When an LLM calls a tool or returns JSON, there's actually quite a heavy operation running behind the scenes. Every time the model emits a token, it must determine in real time whether that token is valid in the current grammar state — and as the number of tools grows into the hundreds, the cost of recompiling the grammar on every request quietly starts to pile up. Whether or not you've personally served AI agents, this bottleneck is hard to avoid once you're running an LLM-based service.

I ran into this myself while attaching function calling to DeepSeek-series models — the JSON parsing would go sideways after the <think> block closed, and at the time I just wrote a parser by hand and stuffed it in. It wasn't until I saw XGrammar-2 that I realized just how barbaric that approach was.

In May 2026, the CMU research team and the MLC project released XGrammar-2, achieving up to 80x efficiency improvement over XGrammar generation 1, 6–10x per-token throughput, and over 100x reduction in compilation time. This post analyzes the paper and official blog, and includes verification of select code examples. By the end, you'll be able to judge under what conditions switching to XGrammar-2 delivers real-world impact — and what single line of code to change in vLLM or SGLang.


Core Concepts

XGrammar-2 is not simply a performance upgrade. It identifies two fundamentally flawed assumptions that existing engines made in agentic environments, and addresses each with a distinct mechanism. Let's start by examining what exactly went wrong.

Why Structured Output Is Especially Tricky in Agentic Environments

Structured Generation: A technique that constrains token generation so an LLM produces text that exactly conforms to a predefined format — JSON, a function-call schema, a specific protocol. On every token generation, a token mask — a bit array that restricts which tokens can appear next given the current grammar state — is computed and applied.

Existing structured generation engines were designed on two main assumptions. First, schemas can be pre-compiled before a request arrives. Second, the output structure does not change within a single request. Agentic environments break both assumptions.

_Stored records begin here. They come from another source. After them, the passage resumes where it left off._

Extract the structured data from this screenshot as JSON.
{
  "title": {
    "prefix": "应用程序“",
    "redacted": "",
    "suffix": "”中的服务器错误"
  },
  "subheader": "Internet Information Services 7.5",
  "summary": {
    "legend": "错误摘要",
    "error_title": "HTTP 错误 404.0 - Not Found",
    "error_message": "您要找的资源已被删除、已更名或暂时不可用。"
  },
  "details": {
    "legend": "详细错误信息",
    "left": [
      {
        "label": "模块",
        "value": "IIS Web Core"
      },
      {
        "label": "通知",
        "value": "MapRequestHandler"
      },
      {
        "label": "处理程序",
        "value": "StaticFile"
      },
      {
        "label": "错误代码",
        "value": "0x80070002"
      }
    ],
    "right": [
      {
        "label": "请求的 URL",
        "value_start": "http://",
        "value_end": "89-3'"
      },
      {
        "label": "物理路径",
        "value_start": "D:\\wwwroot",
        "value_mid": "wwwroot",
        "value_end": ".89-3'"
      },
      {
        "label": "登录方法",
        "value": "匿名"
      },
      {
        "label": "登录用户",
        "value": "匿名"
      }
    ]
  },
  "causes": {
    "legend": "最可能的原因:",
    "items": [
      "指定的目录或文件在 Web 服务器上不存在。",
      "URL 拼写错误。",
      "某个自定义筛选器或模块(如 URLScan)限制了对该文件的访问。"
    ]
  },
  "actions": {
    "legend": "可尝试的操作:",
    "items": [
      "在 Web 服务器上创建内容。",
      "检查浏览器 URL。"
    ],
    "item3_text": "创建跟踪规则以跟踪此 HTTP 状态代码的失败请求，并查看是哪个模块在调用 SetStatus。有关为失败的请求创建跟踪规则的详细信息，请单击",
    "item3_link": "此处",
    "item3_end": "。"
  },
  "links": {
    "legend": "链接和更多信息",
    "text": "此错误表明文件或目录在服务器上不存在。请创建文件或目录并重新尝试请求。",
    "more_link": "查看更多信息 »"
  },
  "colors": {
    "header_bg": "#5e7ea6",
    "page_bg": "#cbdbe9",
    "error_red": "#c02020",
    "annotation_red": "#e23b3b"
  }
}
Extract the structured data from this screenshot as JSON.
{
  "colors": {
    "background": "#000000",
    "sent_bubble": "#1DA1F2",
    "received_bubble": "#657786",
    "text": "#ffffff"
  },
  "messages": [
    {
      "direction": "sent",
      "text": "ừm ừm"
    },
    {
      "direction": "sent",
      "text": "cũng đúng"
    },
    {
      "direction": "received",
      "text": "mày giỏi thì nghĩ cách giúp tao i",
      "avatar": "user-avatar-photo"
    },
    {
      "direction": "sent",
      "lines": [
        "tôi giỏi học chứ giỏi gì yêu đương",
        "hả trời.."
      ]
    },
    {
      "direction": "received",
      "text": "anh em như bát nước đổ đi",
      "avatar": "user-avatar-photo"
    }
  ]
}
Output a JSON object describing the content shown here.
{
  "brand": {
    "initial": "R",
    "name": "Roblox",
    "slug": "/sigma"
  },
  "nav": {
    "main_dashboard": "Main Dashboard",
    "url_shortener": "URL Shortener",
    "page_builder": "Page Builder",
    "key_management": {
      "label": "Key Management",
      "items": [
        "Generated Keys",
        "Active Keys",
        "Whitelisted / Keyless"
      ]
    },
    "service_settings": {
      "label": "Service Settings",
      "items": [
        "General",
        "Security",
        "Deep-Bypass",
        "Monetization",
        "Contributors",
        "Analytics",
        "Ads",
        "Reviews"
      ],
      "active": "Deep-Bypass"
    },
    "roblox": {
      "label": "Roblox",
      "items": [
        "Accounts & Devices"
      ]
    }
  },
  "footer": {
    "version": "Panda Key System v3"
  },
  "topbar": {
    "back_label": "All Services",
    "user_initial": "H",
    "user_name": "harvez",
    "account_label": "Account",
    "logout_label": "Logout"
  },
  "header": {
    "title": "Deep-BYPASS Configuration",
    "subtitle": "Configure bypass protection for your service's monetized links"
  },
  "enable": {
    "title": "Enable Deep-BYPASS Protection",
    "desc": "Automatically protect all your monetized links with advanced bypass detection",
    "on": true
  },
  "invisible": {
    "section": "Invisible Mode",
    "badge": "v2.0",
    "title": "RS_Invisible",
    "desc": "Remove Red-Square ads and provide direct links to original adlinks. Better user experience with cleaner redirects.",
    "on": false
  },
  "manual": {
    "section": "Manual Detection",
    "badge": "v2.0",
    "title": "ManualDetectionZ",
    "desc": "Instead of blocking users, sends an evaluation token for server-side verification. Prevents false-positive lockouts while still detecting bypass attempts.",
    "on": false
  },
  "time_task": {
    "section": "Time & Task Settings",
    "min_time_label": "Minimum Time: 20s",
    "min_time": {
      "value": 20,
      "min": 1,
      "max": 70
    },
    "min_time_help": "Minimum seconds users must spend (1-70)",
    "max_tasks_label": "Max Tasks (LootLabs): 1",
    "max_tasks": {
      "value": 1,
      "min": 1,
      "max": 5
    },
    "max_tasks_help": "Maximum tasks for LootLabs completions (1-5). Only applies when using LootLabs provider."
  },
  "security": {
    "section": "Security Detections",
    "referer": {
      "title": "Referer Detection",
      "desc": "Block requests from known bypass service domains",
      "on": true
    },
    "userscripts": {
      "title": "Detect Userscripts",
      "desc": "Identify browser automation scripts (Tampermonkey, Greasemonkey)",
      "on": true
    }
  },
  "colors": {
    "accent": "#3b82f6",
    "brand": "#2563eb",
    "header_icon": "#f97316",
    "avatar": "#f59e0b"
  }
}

Inter-request dynamism: Each agent uses different tools, and for every request a different subset must be selected from a registry of 500 tools and the schema recompiled. The number of combinations that could be cached in advance is effectively infinite.

Intra-request dynamism: Chain-of-thought models like DeepSeek R1 or QwQ switch structures within a single request: free-form <think>...</think> reasoning → tool call JSON → response text. No single grammar can cover this entire flow.

Even without agentic development experience, you can intuitively understand why this is a problem. A traditional web API has one fixed schema per request, but an LLM agent's set of allowed tokens changes in real time depending on "what the model is outputting at this very moment." A statically designed parser cannot handle this dynamism efficiently.

XGrammar-2 addresses these two forms of dynamism with separate mechanisms.


TagDispatch: Handling Intra-Request Structure Transitions Automatically

TagDispatch is a dispatch layer that dynamically swaps the active grammar when it detects specific tags in the output stream. When a <tool_call> tag appears, it automatically switches to the JSON schema grammar for that tool; when a <think> tag appears, it switches to an unconstrained free-form grammar.

python
# TagDispatch conceptual structure (pseudocode)
grammar_map = {
    "<think>":     FreeFormGrammar(),
    "<tool_call>": JSONSchemaGrammar(tool_schema),
    "<response>":  ResponseFormatGrammar(),
}
 
dispatcher = TagDispatch(grammar_map)
for token in token_stream:
    active_grammar = dispatcher.dispatch(token)
    # Compute token mask based on the current grammar's state machine
    mask = active_grammar.get_token_mask(current_state)

At first I thought, "Can't you just split the stream into segments at the parser level?" — but the issue is that token mask computation depends on the current state of the grammar's state machine. Changing the grammar means the state machine itself must change, and performing that transition at runtime without overhead is the core challenge. TagDispatch handles this state machine transition atomically at the moment a tag is detected.


Cross-Grammar Cache: Reusing Shared Structure Across Different Schemas

Cross-Grammar Cache: A caching layer that computes the token mask for substructures that appear in common across different grammars (tool schemas) only once and reuses them. The key point is that this cache operates at the level of states in the grammar state machine, not at the schema level.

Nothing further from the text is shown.